A pressing question then faces us: “How do we believe and what do we believe?” And “what does it mean to believe?” There are so many different ways in which people get to know God and it isn’t possible to say that one way is necessarily better than another. But I want to suggest what I think are four ways that seem to me to be helpful.
The first is the study of human beings. There is a strong case for saying that in whatever way we study human beings we always find that in the end we need one more dimension in order to do justice to all that’s involved in human life and experience. And that dimension has to be something greater than you and me.
The second area of believing is what we might call the “exploration of commitment”. We need to ask the question “who rules my life?” Might it make sense, somehow, to learn and experience the One who rules our lives –and I mean here that it is God?
These two questions bring us to a third—in what way is it possible to be led and sustained in believing because we participate in a believing community—a church congregation-- that practices their beliefs? And here we’re thinking about how we share in the response to worship and prayer—often times dimly and fleetingly—but what can our response to belief in God be when we worship and when we pray?
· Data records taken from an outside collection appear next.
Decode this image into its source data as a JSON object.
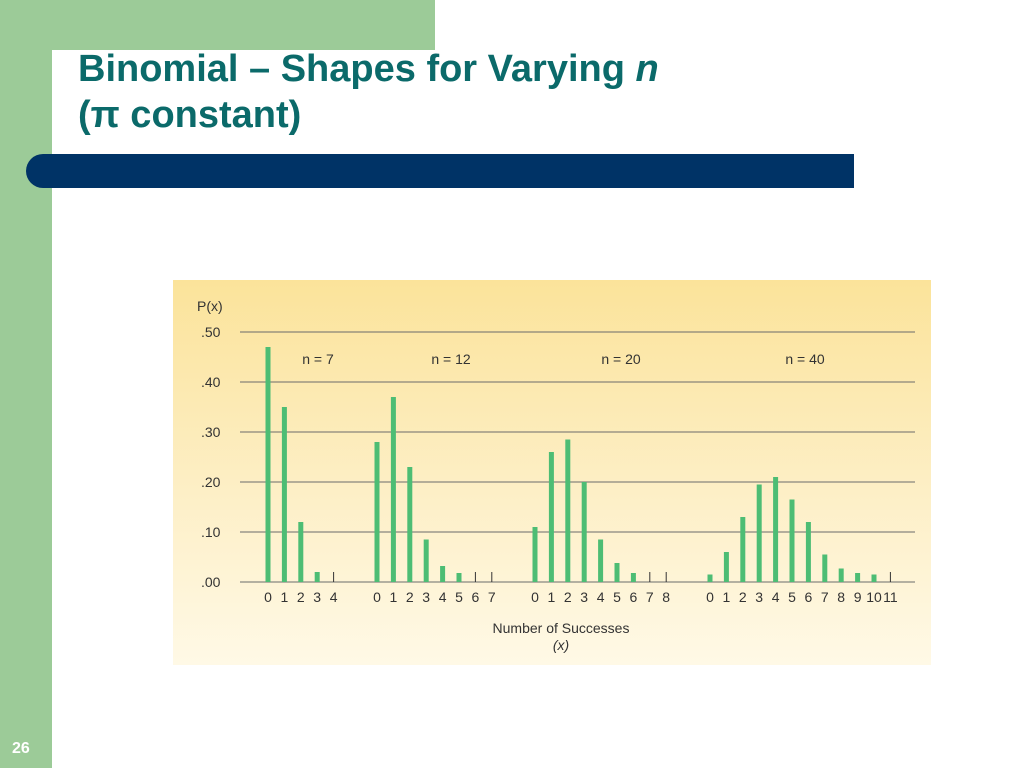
{
  "slide": {
    "title_line1": "Binomial – Shapes for Varying ",
    "title_var": "n",
    "title_line2": "(π constant)",
    "slide_number": "26"
  },
  "colors": {
    "accent_green": "#9ccb98",
    "title_teal": "#0b6a6a",
    "rule_navy": "#003366",
    "bar_green": "#4dbd74"
  },
  "chart_data": {
    "type": "bar",
    "ylabel": "P(x)",
    "xlabel": "Number of Successes",
    "xlabel_var": "(x)",
    "ylim": [
      0,
      0.5
    ],
    "yticks": [
      ".00",
      ".10",
      ".20",
      ".30",
      ".40",
      ".50"
    ],
    "grid": true,
    "panels": [
      {
        "label": "n = 7",
        "categories": [
          "0",
          "1",
          "2",
          "3",
          "4"
        ],
        "values": [
          0.47,
          0.35,
          0.12,
          0.02,
          0.0
        ]
      },
      {
        "label": "n = 12",
        "categories": [
          "0",
          "1",
          "2",
          "3",
          "4",
          "5",
          "6",
          "7"
        ],
        "values": [
          0.28,
          0.37,
          0.23,
          0.085,
          0.032,
          0.018,
          0.0,
          0.0
        ]
      },
      {
        "label": "n = 20",
        "categories": [
          "0",
          "1",
          "2",
          "3",
          "4",
          "5",
          "6",
          "7",
          "8"
        ],
        "values": [
          0.11,
          0.26,
          0.285,
          0.2,
          0.085,
          0.038,
          0.018,
          0.0,
          0.0
        ]
      },
      {
        "label": "n = 40",
        "categories": [
          "0",
          "1",
          "2",
          "3",
          "4",
          "5",
          "6",
          "7",
          "8",
          "9",
          "10",
          "11"
        ],
        "values": [
          0.015,
          0.06,
          0.13,
          0.195,
          0.21,
          0.165,
          0.12,
          0.055,
          0.027,
          0.018,
          0.015,
          0.0
        ]
      }
    ]
  }
}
Finally, I think we can move from being a community of believers to being one more source for belief in God. And this source is Jesus. The man from Nazareth who unquestionably lived and unquestionably was a person for God. Jesus is a given in history—whether it’s religious or secular history—and the pattern of his living has to be considered when we are looking for belief in God.
To believe in God is to be committed to an ever-open exploration, to be open to the possibility of being able to meet a never-ending human demand. In fact, to believe in God is to know that we are called to enter everlasting and infinite possibilities.
But to keep you from feeling that we have opened Pandora’s Box and then haven’t come up with any specifics, I’d like you to try something over this coming week.
Remember back to what I said at the beginning of this message—what is your earliest recollection of God. This week I would like to have you consider two questions:
“what do I believe about God now?”
And,
“given what I now believe, has it made any difference in my life as I presently live that life”?